Mental Health Experts Warn Fantasy Football Players Not To Click “Draft Recap”

Nashville, TN – Local fantasy football player Isaiah Maxwell was reflecting on his 10th-place fantasy football finish Thursday when he decided to take the treacherous, grief-filled journey back to the “Draft Recap” page on his fantasy league’s website, sources say. Maxwell was “distraught, spiraling, and I think about to cry even” said his wife. “I heard a bunch of stuff get knocked over as he was yelling something about a guy named Allen Robinson or something? I probably go have to fix another punched hole in our drywall again. It’s the Le’Veon Bell situation all over again.”

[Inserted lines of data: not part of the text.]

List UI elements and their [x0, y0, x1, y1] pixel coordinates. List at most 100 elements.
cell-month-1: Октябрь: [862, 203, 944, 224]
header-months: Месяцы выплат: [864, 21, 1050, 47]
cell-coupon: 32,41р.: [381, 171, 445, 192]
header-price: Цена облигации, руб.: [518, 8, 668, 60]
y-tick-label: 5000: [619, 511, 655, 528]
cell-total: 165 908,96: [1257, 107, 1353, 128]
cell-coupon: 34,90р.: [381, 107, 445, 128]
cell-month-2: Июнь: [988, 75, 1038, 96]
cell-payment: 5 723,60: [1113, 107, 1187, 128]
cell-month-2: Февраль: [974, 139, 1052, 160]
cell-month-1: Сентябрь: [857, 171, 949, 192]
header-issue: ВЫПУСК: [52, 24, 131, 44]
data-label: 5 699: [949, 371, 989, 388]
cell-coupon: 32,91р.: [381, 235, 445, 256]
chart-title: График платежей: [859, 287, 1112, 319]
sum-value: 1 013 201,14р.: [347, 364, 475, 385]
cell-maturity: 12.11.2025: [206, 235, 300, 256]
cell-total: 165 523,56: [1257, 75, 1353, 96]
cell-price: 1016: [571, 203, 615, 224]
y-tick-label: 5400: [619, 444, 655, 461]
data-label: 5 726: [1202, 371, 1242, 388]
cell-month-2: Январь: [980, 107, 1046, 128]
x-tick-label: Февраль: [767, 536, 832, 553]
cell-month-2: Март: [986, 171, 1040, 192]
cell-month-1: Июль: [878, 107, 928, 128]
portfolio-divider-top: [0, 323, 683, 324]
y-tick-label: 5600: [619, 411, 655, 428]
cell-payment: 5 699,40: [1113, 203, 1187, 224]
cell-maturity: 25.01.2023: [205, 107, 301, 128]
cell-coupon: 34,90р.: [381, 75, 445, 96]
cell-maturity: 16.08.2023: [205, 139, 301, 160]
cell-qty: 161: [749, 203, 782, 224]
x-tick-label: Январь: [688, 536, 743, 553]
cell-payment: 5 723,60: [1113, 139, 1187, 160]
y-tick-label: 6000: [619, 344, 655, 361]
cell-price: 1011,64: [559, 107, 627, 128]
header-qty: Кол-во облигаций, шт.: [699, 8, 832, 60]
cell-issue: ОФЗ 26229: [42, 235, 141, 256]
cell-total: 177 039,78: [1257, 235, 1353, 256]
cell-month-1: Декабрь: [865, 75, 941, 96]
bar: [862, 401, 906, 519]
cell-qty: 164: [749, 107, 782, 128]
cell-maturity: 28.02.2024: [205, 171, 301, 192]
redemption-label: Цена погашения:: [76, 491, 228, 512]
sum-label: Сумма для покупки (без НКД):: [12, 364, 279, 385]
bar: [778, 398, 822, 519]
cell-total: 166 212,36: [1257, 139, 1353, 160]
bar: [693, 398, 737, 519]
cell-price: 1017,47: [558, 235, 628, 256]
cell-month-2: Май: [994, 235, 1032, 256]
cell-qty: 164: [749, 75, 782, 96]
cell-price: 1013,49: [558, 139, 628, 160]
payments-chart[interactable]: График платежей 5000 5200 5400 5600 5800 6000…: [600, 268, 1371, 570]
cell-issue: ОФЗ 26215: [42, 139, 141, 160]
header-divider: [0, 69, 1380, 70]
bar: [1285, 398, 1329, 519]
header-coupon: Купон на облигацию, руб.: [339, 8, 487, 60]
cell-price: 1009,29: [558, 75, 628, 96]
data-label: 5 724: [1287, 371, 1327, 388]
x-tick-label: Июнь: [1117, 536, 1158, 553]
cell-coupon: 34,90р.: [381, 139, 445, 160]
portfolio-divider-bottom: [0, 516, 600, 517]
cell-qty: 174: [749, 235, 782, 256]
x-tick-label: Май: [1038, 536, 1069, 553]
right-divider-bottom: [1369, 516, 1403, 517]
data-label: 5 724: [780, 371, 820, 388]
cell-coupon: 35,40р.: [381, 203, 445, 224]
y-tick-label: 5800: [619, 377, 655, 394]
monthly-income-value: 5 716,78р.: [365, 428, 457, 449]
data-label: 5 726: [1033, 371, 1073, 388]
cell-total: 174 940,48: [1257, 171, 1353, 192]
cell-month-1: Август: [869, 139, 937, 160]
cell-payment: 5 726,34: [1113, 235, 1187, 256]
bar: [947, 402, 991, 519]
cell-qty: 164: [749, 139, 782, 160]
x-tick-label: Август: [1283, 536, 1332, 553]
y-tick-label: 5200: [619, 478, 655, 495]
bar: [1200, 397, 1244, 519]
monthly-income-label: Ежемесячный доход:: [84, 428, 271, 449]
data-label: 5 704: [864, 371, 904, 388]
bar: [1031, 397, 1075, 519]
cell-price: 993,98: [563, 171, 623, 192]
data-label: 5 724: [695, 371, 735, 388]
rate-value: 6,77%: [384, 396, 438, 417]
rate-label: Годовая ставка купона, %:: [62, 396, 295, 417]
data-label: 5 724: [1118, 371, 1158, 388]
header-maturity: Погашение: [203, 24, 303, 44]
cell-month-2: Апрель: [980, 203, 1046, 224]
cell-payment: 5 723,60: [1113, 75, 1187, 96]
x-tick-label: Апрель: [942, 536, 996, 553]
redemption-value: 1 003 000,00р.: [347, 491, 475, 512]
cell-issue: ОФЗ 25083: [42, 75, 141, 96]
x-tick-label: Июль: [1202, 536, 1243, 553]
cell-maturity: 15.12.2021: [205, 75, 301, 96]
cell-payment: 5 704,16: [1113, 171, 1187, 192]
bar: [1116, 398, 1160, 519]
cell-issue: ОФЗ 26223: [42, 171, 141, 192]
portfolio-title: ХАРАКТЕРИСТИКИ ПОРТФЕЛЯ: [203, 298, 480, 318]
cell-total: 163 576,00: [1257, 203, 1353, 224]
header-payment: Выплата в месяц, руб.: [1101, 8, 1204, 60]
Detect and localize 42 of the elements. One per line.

Maxwell’s decision to go back and see what went wrong with his season led to a 35-minute mental health breakdown in his office as he looked through his own draft picks, the decisions he failed to correctly make as well as the ones that led his leaguemates to trounce him and make fun of him in their group chat for 17 consecutive weeks.

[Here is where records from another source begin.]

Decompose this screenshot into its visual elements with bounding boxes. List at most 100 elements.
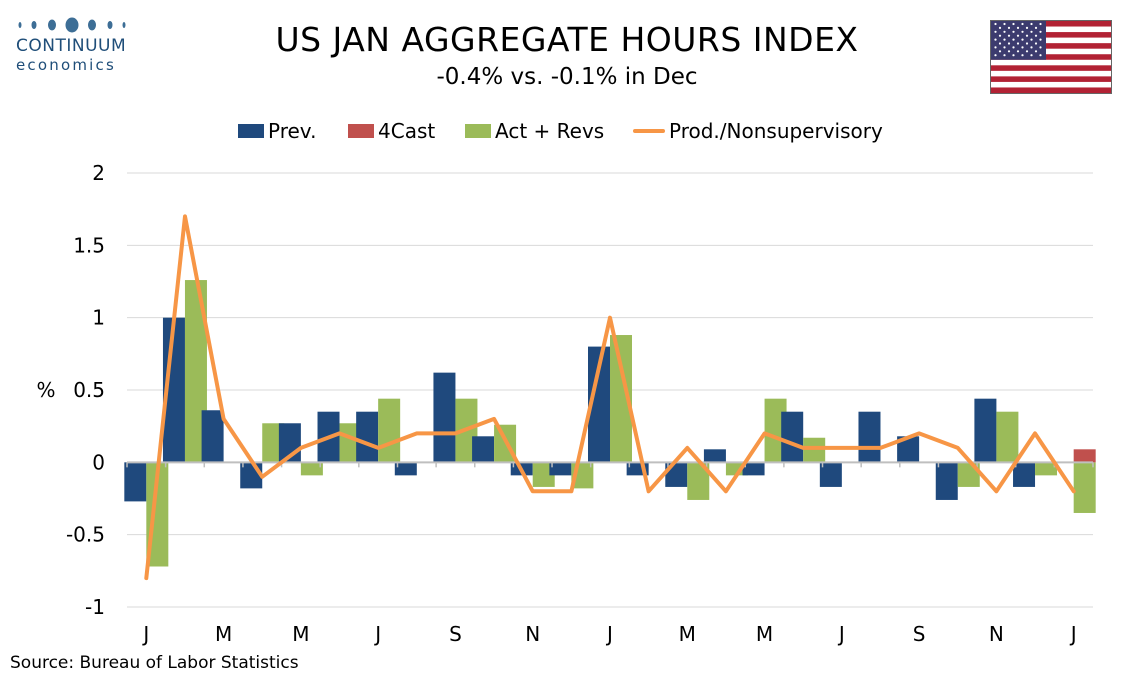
source-note: Source: Bureau of Labor Statistics [10, 653, 299, 673]
bar-act-revs [1035, 462, 1058, 476]
legend-label: 4Cast [378, 119, 435, 143]
legend-swatch [238, 124, 264, 138]
flag-star [1025, 50, 1029, 53]
flag-star [1025, 26, 1029, 29]
flag-stripe [991, 26, 1111, 33]
flag-star [1039, 46, 1042, 49]
flag-star [994, 22, 997, 26]
flag-stripe [991, 65, 1111, 72]
logo-subtitle: economics [16, 56, 116, 74]
flag-star [1025, 34, 1029, 37]
flag-stripe [991, 48, 1111, 55]
flag-stripe [991, 81, 1111, 88]
bar-prev [781, 411, 804, 463]
bar-act-revs [1073, 462, 1096, 513]
bar-act-revs [687, 462, 710, 500]
flag-star [1016, 50, 1020, 53]
flag-star [994, 30, 997, 33]
bar-prev [549, 462, 572, 476]
flag-stripe [991, 70, 1111, 77]
bar-act-revs [803, 437, 826, 463]
flag-star [1012, 30, 1015, 33]
flag-star [1007, 34, 1011, 37]
x-tick-label: N [989, 622, 1004, 646]
flag-star [998, 34, 1002, 37]
flag-stripe [991, 87, 1111, 93]
x-tick-label: S [913, 622, 926, 646]
bar-prev [858, 411, 881, 463]
bar-prev [742, 462, 765, 476]
flag-star [1039, 22, 1042, 26]
bar-prev [974, 398, 997, 463]
bar-prev [472, 436, 495, 463]
flag-star [1030, 22, 1033, 26]
y-tick-label: 2 [92, 161, 105, 185]
bar-prev [433, 372, 456, 463]
legend-4cast: 4Cast [348, 119, 435, 143]
flag-star [1039, 38, 1042, 41]
flag-stripe [991, 21, 1111, 27]
y-tick-label: -1 [85, 595, 105, 619]
bar-4cast [1073, 449, 1096, 463]
logo-name: CONTINUUM [16, 36, 127, 56]
flag-star [1007, 26, 1011, 29]
flag-star [1012, 46, 1015, 49]
flag-star [1030, 30, 1033, 33]
flag-star [994, 54, 997, 57]
flag-star [998, 50, 1002, 53]
flag-stripe [991, 32, 1111, 38]
flag-star [1034, 34, 1038, 37]
legend-swatch [348, 124, 374, 138]
bar-prev [819, 462, 842, 487]
flag-star [1003, 46, 1006, 49]
bar-prev [394, 462, 417, 476]
bar-act-revs [262, 423, 285, 463]
flag-star [1034, 50, 1038, 53]
y-tick-label: 1 [92, 306, 105, 330]
flag-star [1003, 22, 1006, 26]
flag-star [1016, 34, 1020, 37]
bar-prev [703, 449, 726, 463]
flag-star [1030, 46, 1033, 49]
line-prod-nonsupervisory [144, 214, 1076, 581]
x-tick-label: M [756, 622, 773, 646]
legend-swatch [465, 124, 491, 138]
flag-star [998, 26, 1002, 29]
x-tick-label: J [605, 622, 613, 646]
flag-star [1034, 26, 1038, 29]
legend-label: Prev. [268, 119, 316, 143]
flag-star [1007, 50, 1011, 53]
flag-star [998, 42, 1002, 45]
bar-act-revs [339, 423, 362, 463]
flag-star [1016, 26, 1020, 29]
flag-star [1039, 30, 1042, 33]
flag-stripe [991, 54, 1111, 61]
bar-prev [897, 436, 920, 463]
x-tick-label: M [292, 622, 309, 646]
flag-star [1012, 38, 1015, 41]
flag-star [1021, 22, 1024, 26]
legend-act-revs: Act + Revs [465, 119, 604, 143]
bar-act-revs [532, 462, 555, 487]
flag-star [994, 46, 997, 49]
bar-act-revs [764, 398, 787, 463]
flag-star [994, 38, 997, 41]
flag-star [1016, 42, 1020, 45]
flag-star [1039, 54, 1042, 57]
bar-prev [935, 462, 958, 500]
flag-star [1025, 42, 1029, 45]
y-tick-label: 0 [92, 450, 105, 474]
legend-prod-nonsupervisory: Prod./Nonsupervisory [633, 119, 883, 143]
bar-prev [1013, 462, 1036, 487]
y-tick-label: 1.5 [73, 233, 105, 257]
flag-star [1003, 38, 1006, 41]
bar-act-revs [610, 335, 632, 463]
flag-star [1003, 30, 1006, 33]
flag-star [1012, 22, 1015, 26]
flag-star [1021, 30, 1024, 33]
bar-act-revs [378, 398, 401, 463]
flag-star [1030, 38, 1033, 41]
y-tick-label: 0.5 [73, 378, 105, 402]
bar-prev [588, 346, 610, 463]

Dr. Richard North, Director of Mental Health Studies at Vanderbilt University, spoke on the damaging effects of the Draft Recap screen. “There’s a 24% spike in counseling referrals following the conclusion of fantasy football season. We worked with Google this year and it showed the most common search result after “Draft Recap” was “surviving trauma” and “counselors near me.” North’s team of researchers have dedicated time every January to help fantasy players overcome what some players described to them as insurmountable levels of grief. “The pain appears to be unbearable to the subjects roughly 15-20 seconds after clicking Draft Recap on their fantasy apps and websites,” said North. “We urge every fantasy player to pick up a book, a second hobby, their children even, and NOT click Draft Recap.”